The open-source version of Bolt.new. Generates and runs full-stack web apps in the browser using WebContainers. Supports 19+ LLM providers via BYOK. Electron desktop app available.

bolt.diy targets a different use case from Stagewise and Frontman. It generates new applications from scratch in a sandbox. The others edit existing codebases.

MIT license, 10,400 forks, and a desktop app for offline use. But the WebContainers API requires a commercial license for production/for-profit use, which undermines the MIT license promise. It generates in a sandbox rather than your real codebase, so it’s less useful for iterating on existing projects.

How to Choose

The right tool depends on what you’re trying to do:

“I want AI autocomplete in my editor.” Tabby (self-hosted), Continue (cloud), or GitHub Copilot (proprietary, for comparison).

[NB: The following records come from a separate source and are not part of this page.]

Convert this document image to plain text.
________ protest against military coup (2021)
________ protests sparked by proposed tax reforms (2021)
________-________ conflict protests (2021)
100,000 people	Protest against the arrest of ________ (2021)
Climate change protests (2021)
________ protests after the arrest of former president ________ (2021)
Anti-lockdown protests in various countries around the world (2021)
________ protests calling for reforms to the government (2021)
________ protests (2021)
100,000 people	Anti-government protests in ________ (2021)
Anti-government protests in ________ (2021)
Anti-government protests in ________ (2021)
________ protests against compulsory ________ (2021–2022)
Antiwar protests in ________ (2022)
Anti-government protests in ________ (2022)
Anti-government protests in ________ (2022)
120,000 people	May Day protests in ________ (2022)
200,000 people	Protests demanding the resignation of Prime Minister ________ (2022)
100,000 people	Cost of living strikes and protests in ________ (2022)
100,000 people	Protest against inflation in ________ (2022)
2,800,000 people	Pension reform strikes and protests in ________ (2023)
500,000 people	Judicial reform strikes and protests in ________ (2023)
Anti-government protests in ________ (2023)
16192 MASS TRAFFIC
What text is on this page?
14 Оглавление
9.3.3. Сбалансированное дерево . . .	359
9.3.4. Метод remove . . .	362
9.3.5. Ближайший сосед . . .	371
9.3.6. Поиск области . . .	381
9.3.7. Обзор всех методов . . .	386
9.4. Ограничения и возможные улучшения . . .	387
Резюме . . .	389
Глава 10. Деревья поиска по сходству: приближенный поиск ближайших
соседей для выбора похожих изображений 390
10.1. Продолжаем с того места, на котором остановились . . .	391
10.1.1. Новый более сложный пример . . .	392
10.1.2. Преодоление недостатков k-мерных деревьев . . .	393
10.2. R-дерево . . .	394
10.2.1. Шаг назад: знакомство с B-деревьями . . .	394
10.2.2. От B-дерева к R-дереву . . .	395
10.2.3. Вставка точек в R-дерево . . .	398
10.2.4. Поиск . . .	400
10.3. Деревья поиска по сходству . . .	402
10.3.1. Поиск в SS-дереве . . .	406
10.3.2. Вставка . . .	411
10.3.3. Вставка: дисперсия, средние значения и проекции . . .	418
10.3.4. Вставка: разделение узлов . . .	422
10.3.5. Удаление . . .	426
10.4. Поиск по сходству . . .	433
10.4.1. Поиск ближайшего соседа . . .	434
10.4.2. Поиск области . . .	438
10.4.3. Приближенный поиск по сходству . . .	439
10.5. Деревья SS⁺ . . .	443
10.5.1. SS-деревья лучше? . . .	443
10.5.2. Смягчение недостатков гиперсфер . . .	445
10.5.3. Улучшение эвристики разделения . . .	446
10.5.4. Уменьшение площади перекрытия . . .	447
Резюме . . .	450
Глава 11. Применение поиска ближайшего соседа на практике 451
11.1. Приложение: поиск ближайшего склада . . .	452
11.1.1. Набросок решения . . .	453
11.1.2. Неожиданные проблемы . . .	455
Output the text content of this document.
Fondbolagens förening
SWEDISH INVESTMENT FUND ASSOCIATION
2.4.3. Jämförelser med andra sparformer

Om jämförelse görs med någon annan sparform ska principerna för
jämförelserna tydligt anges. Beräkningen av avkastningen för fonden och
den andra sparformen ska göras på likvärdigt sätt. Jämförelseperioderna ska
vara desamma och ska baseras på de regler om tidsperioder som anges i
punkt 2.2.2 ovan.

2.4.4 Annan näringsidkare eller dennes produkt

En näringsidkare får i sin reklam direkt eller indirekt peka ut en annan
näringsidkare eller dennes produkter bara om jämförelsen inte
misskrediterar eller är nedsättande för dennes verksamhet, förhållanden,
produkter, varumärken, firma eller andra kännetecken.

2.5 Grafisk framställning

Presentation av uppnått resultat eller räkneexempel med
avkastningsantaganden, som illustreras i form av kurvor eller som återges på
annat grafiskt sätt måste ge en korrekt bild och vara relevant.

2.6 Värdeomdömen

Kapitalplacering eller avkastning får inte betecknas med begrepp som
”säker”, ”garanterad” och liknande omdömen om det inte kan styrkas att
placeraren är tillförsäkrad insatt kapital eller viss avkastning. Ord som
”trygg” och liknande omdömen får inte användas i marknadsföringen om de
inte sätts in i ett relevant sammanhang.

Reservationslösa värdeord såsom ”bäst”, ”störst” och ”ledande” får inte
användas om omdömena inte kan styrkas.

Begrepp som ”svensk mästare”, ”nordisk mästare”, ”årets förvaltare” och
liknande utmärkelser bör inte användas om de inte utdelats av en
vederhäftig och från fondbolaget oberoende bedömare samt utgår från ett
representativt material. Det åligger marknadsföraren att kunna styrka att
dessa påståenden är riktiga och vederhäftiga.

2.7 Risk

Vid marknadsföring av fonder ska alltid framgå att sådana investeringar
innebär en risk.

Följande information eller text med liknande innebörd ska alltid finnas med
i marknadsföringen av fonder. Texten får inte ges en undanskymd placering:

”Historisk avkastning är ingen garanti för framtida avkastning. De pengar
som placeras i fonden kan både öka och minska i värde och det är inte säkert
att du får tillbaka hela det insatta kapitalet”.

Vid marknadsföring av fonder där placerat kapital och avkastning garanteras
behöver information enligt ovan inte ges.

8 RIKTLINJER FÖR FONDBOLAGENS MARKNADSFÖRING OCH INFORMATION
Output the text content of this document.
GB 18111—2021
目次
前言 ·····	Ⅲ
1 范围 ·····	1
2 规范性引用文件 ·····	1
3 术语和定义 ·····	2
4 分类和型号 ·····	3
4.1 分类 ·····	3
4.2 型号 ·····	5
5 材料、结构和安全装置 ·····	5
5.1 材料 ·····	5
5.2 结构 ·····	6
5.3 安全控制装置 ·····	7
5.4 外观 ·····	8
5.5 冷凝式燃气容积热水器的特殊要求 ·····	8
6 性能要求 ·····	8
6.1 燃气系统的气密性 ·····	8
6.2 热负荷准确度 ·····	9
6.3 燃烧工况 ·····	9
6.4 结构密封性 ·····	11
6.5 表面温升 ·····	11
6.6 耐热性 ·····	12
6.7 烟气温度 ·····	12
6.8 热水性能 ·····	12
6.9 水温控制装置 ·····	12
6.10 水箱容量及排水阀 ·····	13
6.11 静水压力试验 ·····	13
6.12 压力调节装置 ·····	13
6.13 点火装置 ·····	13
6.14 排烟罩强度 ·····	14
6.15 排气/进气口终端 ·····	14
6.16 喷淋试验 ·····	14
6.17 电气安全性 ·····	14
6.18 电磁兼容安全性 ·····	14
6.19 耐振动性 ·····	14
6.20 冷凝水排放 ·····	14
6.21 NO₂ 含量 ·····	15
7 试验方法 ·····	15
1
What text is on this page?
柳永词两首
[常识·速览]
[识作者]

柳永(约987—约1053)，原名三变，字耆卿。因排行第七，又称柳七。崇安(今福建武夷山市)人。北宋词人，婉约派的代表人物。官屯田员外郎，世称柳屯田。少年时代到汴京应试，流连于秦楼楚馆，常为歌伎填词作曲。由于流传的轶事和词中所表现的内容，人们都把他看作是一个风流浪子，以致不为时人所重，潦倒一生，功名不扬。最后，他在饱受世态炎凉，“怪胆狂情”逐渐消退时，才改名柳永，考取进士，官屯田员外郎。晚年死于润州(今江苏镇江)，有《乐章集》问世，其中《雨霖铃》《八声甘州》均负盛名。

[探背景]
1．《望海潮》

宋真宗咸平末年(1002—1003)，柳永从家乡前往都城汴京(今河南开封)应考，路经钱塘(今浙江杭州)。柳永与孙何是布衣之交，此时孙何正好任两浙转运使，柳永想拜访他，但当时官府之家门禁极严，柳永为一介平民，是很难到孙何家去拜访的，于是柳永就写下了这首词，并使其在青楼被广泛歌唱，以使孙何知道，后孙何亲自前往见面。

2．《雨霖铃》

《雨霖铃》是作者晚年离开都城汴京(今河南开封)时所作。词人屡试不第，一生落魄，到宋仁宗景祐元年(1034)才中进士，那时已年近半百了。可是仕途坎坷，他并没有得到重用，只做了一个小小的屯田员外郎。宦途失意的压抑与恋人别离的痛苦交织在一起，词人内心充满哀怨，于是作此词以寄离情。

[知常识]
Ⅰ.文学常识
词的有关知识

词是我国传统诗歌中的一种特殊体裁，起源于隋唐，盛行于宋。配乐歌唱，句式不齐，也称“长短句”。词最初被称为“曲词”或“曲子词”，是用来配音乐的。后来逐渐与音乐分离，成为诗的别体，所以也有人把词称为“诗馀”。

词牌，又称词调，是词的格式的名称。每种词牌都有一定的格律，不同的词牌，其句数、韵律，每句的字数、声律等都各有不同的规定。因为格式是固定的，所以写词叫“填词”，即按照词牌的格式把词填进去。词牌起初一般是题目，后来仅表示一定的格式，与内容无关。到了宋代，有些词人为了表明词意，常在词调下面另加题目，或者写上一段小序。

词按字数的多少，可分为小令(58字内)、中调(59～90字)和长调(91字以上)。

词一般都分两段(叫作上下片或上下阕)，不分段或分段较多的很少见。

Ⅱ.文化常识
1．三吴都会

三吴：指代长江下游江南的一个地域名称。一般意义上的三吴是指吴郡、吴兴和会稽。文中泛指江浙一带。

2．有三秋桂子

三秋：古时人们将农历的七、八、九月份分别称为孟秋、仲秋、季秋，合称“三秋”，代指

“I want an AI agent in my terminal.” Aider for pair programming with git integration. Goose for broader task execution beyond just code.

“I want an AI agent in VS Code.” Cline is the most popular. Roo Code if you want structured modes. Kilo Code if you need JetBrains support.

“I want to click things in the browser and have AI edit the code.” Frontman if you want deep framework integration and BYOK. Stagewise if you want zero-install and IDE agent bridging.

“I want to generate a new app from a prompt.” bolt.diy or OpenHands.

“I want a full autonomous developer agent.” OpenHands is the most complete option.

Many of these tools are complementary. Using Aider in the terminal doesn’t prevent you from also using Frontman in the browser for visual tweaks. Using Cline in VS Code doesn’t conflict with Tabby for completions. Pick the tools that match your specific workflow gaps.